When she came to, about a minute later, the wound in her leg was oozing blook, but not seriously; the fragment, about half an inch long, was by her hand. She spit out the armrest and found that she had bitten through it. Then she got up and thought hard.

 

It was time to move. She got started on the disabled vehicles around her.

 

Three weeks later, she was in Iowa, or so she thought. She had gotten that far by finding cars in reasonable shape, then filling them up with siphoned gas, then driving them till they emptied, then repeating the process.

 

This part of the country had not been hit hard, either by war or terrorists like the one in the biplane who wiped out Boston. There were still cows here, and a few people, plus much of the native wildlife.

 

She was well supplied with food, but noticed something odd one day. She was having trouble standing, and had been much more on all fours than she had before. She tried to talk to herself aloud – a method of self-therapy that had helped her before – but she realized that words weren’t forming.

 

Then she realized that it was. I’m reverting. Without the stabilizing virus, I’m reverting to the original form, with all its limitations…

 

She put her hands over her face and wailed in fear and despair. In doing so, she caught the attention of a human hunter, hidden in a stand of trees. She smelled him as he approached, but didn’t care.

 

“Come on, kitty, what’s wrong?” He knelt about ten feet away, his gun ready but not pointed at her.

 

All she could do was snarl at him, but then he saw that there was something wrong. Her posture, and the sound of that snarl… He had heard that if they didn’t take some drug that they changed into something else.

 

“Come on, kitty. I’ll help you if you’ll help me.”

 

She lifted her eyes to meet his and nodded. She tried to speak again, but all that came out was an odd growling sound. She put out her hand – more of a paw now, she realized – and he held it in his and shook it.

 

 

The cougar flicked her eyes open on hearing something in the bushes. It was almost time to go hunting, and she would go herself if need be.

 

But no, this evening they would be together.

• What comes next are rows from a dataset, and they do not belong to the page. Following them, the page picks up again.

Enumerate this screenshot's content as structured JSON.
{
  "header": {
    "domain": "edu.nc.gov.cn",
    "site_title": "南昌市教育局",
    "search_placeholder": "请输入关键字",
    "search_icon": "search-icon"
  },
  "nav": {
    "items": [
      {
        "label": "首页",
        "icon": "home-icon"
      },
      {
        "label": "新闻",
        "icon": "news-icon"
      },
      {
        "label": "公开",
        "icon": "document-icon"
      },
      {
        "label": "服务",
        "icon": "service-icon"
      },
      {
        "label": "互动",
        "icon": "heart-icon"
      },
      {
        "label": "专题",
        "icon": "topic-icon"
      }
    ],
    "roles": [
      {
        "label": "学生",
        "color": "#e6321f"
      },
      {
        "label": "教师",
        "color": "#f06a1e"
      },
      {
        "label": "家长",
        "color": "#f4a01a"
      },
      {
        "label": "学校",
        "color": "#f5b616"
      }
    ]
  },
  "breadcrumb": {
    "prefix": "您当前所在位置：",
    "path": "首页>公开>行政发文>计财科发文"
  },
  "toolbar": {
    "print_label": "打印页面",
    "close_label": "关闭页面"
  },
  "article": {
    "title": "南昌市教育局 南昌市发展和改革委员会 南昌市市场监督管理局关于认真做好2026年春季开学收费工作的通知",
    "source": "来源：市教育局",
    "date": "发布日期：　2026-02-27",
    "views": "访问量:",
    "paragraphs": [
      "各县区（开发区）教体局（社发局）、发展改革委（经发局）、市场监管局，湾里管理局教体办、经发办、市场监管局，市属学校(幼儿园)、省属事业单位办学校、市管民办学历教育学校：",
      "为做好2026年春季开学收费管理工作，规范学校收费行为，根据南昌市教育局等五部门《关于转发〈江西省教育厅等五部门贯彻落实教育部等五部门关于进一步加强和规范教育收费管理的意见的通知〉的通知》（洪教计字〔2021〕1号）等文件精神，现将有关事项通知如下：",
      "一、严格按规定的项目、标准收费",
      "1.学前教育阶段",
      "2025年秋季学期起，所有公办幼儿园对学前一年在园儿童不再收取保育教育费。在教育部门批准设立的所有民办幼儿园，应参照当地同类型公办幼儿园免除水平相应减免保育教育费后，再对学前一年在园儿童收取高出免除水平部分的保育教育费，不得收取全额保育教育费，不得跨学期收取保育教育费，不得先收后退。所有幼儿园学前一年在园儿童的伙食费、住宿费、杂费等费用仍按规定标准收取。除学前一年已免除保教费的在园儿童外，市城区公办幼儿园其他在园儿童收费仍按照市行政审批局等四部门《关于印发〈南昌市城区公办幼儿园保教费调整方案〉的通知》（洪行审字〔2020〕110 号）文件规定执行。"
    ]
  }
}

A man dressed in deerskin, with what looked like a hand-made crossbow, was coming towards her. She slid off her rock and approached him, and he scratched her ears with his free hand.

 

“Let’s go hunting,” he said.

 

The oddly colored cougar followed him. She had dreamed something most peculiar, but somehow it didn’t feel right – not like a dream. Perhaps a memory – but no, when had she ever lived in a city?

 

She padded silently after the hunter, her grey and blue fur shining in the dying light.